To give a sense of context, this change in pressure was accompanied by winds approaching 100 mph. By any judgment, this storm is rather severe. Were this weather event a hurricane, it would have satisfied many of the criteria for a category 2 storm.
However, the recent storm didn’t have the classic origins of a bomb cyclone. In this instance, a deep trough moved over the Rockies and encountered two jet streaks. A trough is an area of low pressure that dipped down from farther north. Jet streaks are places in the jet stream with especially high wind speed.
This chance confluence of events caused air in the upper atmosphere to move away from a central point called a divergence. Because the air was leaving, air closer to the Earth was sucked upward, resulting in very low pressure near the ground. And that quick drop in air pressure is what caused the bomb cyclone, with the damaging winds and precipitation. It’s an unusual origin for a bomb cyclone, which more often relies more directly on the interplay of warm winds over water and cold winds over land.

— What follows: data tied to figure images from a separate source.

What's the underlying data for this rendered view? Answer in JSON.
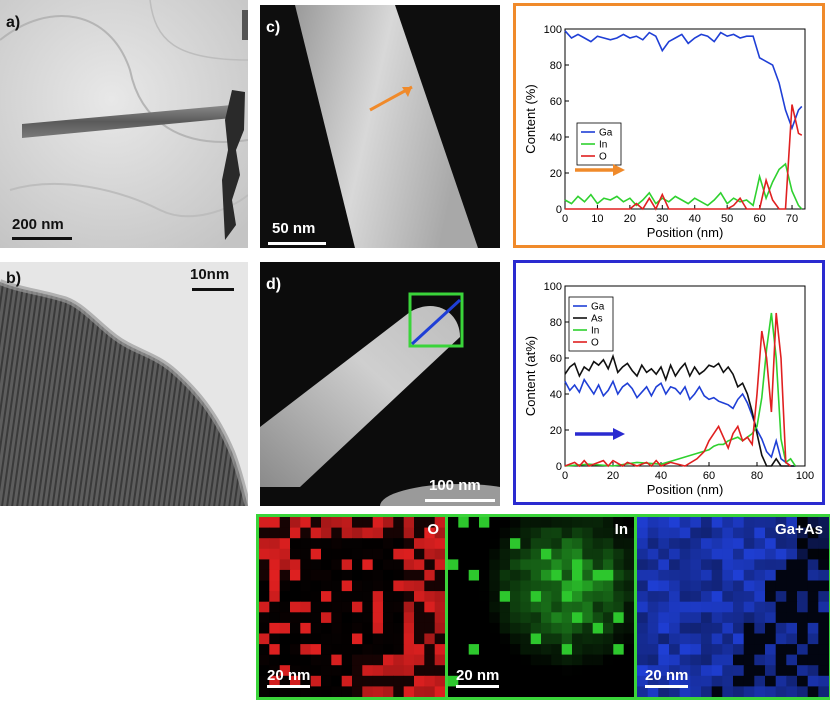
{
  "panels": {
    "a": {
      "label": "a)",
      "scale": "200 nm"
    },
    "b": {
      "label": "b)",
      "scale": "10nm"
    },
    "c": {
      "label": "c)",
      "scale": "50 nm"
    },
    "d": {
      "label": "d)",
      "scale": "100 nm"
    }
  },
  "colors": {
    "ga": "#1f3fd6",
    "in": "#2fd12f",
    "o": "#e02020",
    "as": "#111111",
    "frame_c": "#f08a2a",
    "frame_d": "#2a2ad0",
    "frame_maps": "#3ad43a"
  },
  "maps": [
    {
      "label": "O",
      "scale": "20 nm",
      "color": "#e02020"
    },
    {
      "label": "In",
      "scale": "20 nm",
      "color": "#2fd12f"
    },
    {
      "label": "Ga+As",
      "scale": "20 nm",
      "color": "#1f3fd6"
    }
  ],
  "chart_data": [
    {
      "type": "line",
      "ylabel": "Content (%)",
      "xlabel": "Position (nm)",
      "xlim": [
        0,
        74
      ],
      "ylim": [
        0,
        100
      ],
      "xticks": [
        0,
        10,
        20,
        30,
        40,
        50,
        60,
        70
      ],
      "yticks": [
        0,
        20,
        40,
        60,
        80,
        100
      ],
      "legend_position": "center-left",
      "series": [
        {
          "name": "Ga",
          "x": [
            0,
            2,
            4,
            6,
            8,
            10,
            12,
            14,
            16,
            18,
            20,
            22,
            24,
            26,
            28,
            30,
            32,
            34,
            36,
            38,
            40,
            42,
            44,
            46,
            48,
            50,
            52,
            54,
            56,
            58,
            60,
            62,
            64,
            66,
            68,
            70,
            72,
            73
          ],
          "y": [
            99,
            95,
            97,
            95,
            93,
            96,
            95,
            94,
            95,
            97,
            95,
            96,
            94,
            98,
            96,
            88,
            93,
            95,
            97,
            92,
            95,
            97,
            96,
            93,
            98,
            96,
            97,
            95,
            96,
            96,
            84,
            82,
            80,
            70,
            55,
            45,
            55,
            57
          ]
        },
        {
          "name": "In",
          "x": [
            0,
            2,
            4,
            6,
            8,
            10,
            12,
            14,
            16,
            18,
            20,
            22,
            24,
            26,
            28,
            30,
            32,
            34,
            36,
            38,
            40,
            42,
            44,
            46,
            48,
            50,
            52,
            54,
            56,
            58,
            59,
            60,
            62,
            64,
            66,
            68,
            70,
            72,
            73
          ],
          "y": [
            5,
            3,
            7,
            4,
            8,
            3,
            6,
            5,
            7,
            4,
            6,
            2,
            5,
            9,
            3,
            6,
            4,
            7,
            5,
            3,
            6,
            4,
            2,
            5,
            9,
            3,
            6,
            4,
            5,
            2,
            10,
            18,
            6,
            15,
            22,
            25,
            10,
            2,
            0
          ]
        },
        {
          "name": "O",
          "x": [
            0,
            10,
            20,
            22,
            24,
            26,
            28,
            30,
            32,
            40,
            50,
            52,
            54,
            56,
            58,
            60,
            62,
            64,
            66,
            68,
            70,
            72,
            73
          ],
          "y": [
            0,
            0,
            0,
            3,
            0,
            6,
            0,
            8,
            0,
            0,
            0,
            2,
            6,
            0,
            0,
            0,
            16,
            5,
            0,
            0,
            58,
            42,
            41
          ]
        }
      ]
    },
    {
      "type": "line",
      "ylabel": "Content (at%)",
      "xlabel": "Position (nm)",
      "xlim": [
        0,
        100
      ],
      "ylim": [
        0,
        100
      ],
      "xticks": [
        0,
        20,
        40,
        60,
        80,
        100
      ],
      "yticks": [
        0,
        20,
        40,
        60,
        80,
        100
      ],
      "legend_position": "top-left",
      "series": [
        {
          "name": "Ga",
          "x": [
            0,
            2,
            4,
            6,
            8,
            10,
            12,
            14,
            16,
            18,
            20,
            22,
            24,
            26,
            28,
            30,
            32,
            34,
            36,
            38,
            40,
            42,
            44,
            46,
            48,
            50,
            52,
            54,
            56,
            58,
            60,
            62,
            64,
            66,
            68,
            70,
            72,
            74,
            76,
            78,
            80,
            82,
            84,
            86,
            88,
            90,
            92,
            94,
            96
          ],
          "y": [
            47,
            42,
            45,
            41,
            48,
            44,
            40,
            45,
            39,
            42,
            47,
            40,
            44,
            46,
            43,
            38,
            41,
            44,
            39,
            44,
            46,
            40,
            44,
            43,
            40,
            44,
            37,
            40,
            44,
            39,
            37,
            38,
            36,
            35,
            34,
            32,
            37,
            40,
            35,
            28,
            20,
            15,
            8,
            5,
            14,
            4,
            2,
            0,
            0
          ]
        },
        {
          "name": "As",
          "x": [
            0,
            2,
            4,
            6,
            8,
            10,
            12,
            14,
            16,
            18,
            20,
            22,
            24,
            26,
            28,
            30,
            32,
            34,
            36,
            38,
            40,
            42,
            44,
            46,
            48,
            50,
            52,
            54,
            56,
            58,
            60,
            62,
            64,
            66,
            68,
            70,
            72,
            74,
            76,
            78,
            80,
            82,
            84,
            86,
            88,
            90,
            92,
            94,
            96
          ],
          "y": [
            51,
            55,
            57,
            50,
            55,
            53,
            58,
            56,
            59,
            54,
            61,
            52,
            55,
            57,
            53,
            50,
            56,
            52,
            54,
            51,
            55,
            48,
            56,
            50,
            54,
            57,
            50,
            55,
            51,
            53,
            56,
            55,
            57,
            52,
            55,
            51,
            44,
            46,
            40,
            30,
            18,
            6,
            0,
            0,
            4,
            0,
            0,
            0,
            0
          ]
        },
        {
          "name": "In",
          "x": [
            0,
            10,
            20,
            30,
            40,
            45,
            50,
            55,
            60,
            62,
            64,
            66,
            68,
            70,
            72,
            74,
            76,
            78,
            80,
            82,
            84,
            86,
            88,
            90,
            92,
            94,
            96
          ],
          "y": [
            0,
            1,
            0,
            2,
            1,
            3,
            5,
            7,
            9,
            11,
            12,
            12,
            14,
            15,
            16,
            14,
            16,
            18,
            22,
            38,
            65,
            85,
            60,
            15,
            2,
            4,
            0
          ]
        },
        {
          "name": "O",
          "x": [
            0,
            4,
            6,
            8,
            10,
            14,
            16,
            18,
            20,
            24,
            26,
            30,
            34,
            36,
            38,
            40,
            44,
            50,
            55,
            58,
            60,
            62,
            64,
            66,
            68,
            70,
            72,
            74,
            76,
            78,
            80,
            82,
            84,
            86,
            88,
            90,
            92,
            94
          ],
          "y": [
            0,
            2,
            0,
            3,
            0,
            2,
            3,
            0,
            3,
            0,
            2,
            0,
            2,
            0,
            3,
            0,
            2,
            0,
            4,
            8,
            14,
            18,
            22,
            16,
            10,
            18,
            22,
            14,
            16,
            12,
            40,
            75,
            60,
            30,
            85,
            60,
            2,
            0
          ]
        }
      ]
    }
  ]
}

Dr. Philippe Papin, an atmospheric scientist at the Naval Research Laboratory, has tweeted some fascinating animations of the storm’s development, which reveal pretty impressive wind patterns with an enormous counterclockwise movement.
As I write this, I’m sitting in my office, just outside Chicago, looking west from my 11th-floor window and watching the clouds roll in. The storm is already weakening but according to the US Weather Service, we’re in for some heavy rain and wind gusts that could hit 40 mph. And, just to make things even more inconvenient, we’re looking at an upcoming temperature drop of about 30 degrees. In short, it’s a typical Chicago spring, albeit perhaps a little more dramatic than usual.
This storm isn’t done with America yet. It will continue to bring rain and snow to much of the middle part of the country, with flooding in the North and the potential for tornadoes in the South.
It’s said that March weather has a personality, “In like a lion and out like a lamb.” If that’s true, I think that this year we can look forward to a glorious April.